My son is in fifth grade and reads at a tenth grade level. That’s fine, you say, but we aren’t all blessed with bookworms. My son started reading when he was 4 years old. He was the firstborn and got all my time and attention. I read to my son on a daily basis. It has now become a struggle to keep him away from books or he just drifts away from reality in the middle of dressing up or eating his food or just being in the same room with his friends. He is happiest with his little nose stuck within a thick fat book on anything under the sun.
I assumed that reading comes naturally and requires no effort for children and that is how maybe I had started reading. My second child, a daughter however made me learn differently. Preschool was a breeze and the teachers would tell me how intelligent she was and she could never still we never got around to reading books together. Then at the age of six, she joined Grade 1 and my bubble burst. She could not read! All efforts on sitting with her and reading to her just made her feel pressurized and the sessions usually ended with my yelling at her. It was frustrating as hell. Joining letters to make words seemed difficult for her and she would never remember the same word repeated on the next page. Her spellings and vocabulary is poor compared to her sibling.
I was at my wits end and talked to all my friends and teachers on methods to overcome this ‘disability’. They all said, read to your children and they will want to read. Teachers will tell you, read in front of your children, and they will know that you value books and literacy. Teachers will tell you let your children read to you, and they will know you value them and their ability to read.
Step by step with reserves of patience that I did not know that I possessed, she has begun to make progress. She writes what she feels even though the spellings may not be right on pieces of paper, the white board on her bedroom wall and the walls in the house. Her vocabulary is growing and so is her interest in books. But then she has other talents like singing and dancing, interest in tennis, swimming and cycling and she is more responsible than her brother could ever be.
If you want to develop and nature a child’s love of reading. Here are ten of my favorites;
Read daily with your child.
Get a family library card and USE IT!
- Allow your child to subscribe to one magazine. Let your child choose the magazine, as long as it’s appropriate. Children, who are allowed to develop their own reading tastes, read more than children, who are forced to read what others want them to read.
- Nurture your child’s innate desire to communicate. Write letters to your child. Have your child write letters to you. Leave notes around the house.
- This works for pre-readers and pre-writers, as well. You just have them “read” you their notes and you read your notes to them.
- Point out ways that reading is a part of daily life. Make reading relevant to your child. If he or she likes to cook, discuss how reading recipes helps
make you a better cook.
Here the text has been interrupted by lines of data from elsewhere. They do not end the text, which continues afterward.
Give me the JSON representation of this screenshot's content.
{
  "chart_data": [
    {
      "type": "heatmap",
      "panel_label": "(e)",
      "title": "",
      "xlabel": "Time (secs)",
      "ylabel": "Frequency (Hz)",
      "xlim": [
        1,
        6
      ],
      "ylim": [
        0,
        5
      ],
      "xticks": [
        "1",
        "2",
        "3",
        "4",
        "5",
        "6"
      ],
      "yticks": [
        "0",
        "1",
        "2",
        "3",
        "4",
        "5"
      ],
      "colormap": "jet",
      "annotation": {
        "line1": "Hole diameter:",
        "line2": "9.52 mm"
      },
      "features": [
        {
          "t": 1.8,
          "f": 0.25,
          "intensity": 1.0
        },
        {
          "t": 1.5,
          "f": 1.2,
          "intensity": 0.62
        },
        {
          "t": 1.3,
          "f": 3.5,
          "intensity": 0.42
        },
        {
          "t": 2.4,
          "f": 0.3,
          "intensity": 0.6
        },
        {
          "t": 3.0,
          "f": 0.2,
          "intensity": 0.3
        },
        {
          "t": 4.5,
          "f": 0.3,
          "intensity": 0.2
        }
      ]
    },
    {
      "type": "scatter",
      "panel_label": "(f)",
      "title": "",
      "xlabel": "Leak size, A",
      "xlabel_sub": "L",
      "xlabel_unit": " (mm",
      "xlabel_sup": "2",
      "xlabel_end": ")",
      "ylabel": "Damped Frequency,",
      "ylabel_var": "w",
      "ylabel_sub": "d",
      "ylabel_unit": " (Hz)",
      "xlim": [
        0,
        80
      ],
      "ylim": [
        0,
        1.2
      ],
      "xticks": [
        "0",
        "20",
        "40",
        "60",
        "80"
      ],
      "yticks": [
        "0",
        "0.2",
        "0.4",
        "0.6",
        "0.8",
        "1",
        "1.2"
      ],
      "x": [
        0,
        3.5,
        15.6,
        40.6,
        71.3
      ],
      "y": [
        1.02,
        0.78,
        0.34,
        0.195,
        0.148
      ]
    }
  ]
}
If he or she likes sports, then talk about reading the sports page.
- Teach your child the different purposes that reading serves. Differentiate between reading for pleasure and reading for information so that your
child learns different reading techniques.
- Reward your child for reading! Buy him or her a book that you loved as a child and read it together.
- Teach your child about the different kinds of books on the market. Besure your child knows the different book genres.
- Write a family book. Add to it on a monthly or yearly basis. Take it out and read it together on New Year’s Eve.
- Read poetry. There are many great children’s poets out there. Poetry for children tends to be funny, engaging, and fairly easy to read.
- Read it aloud. Enjoy it. Encourage your child to read it aloud.
Children who read at home are generally much more successful in school, than those who do not. The easiest way to raise a child’s grades, self-esteem, and reading level is to read with them. When I say read with them, I mean just that. You read a little, and then they read a little. Not only will your child begin to feel like a better reader and a better student, he or she will become one. The extra benefit is that whenever you spend quality time with a child, that child feels special and well loved.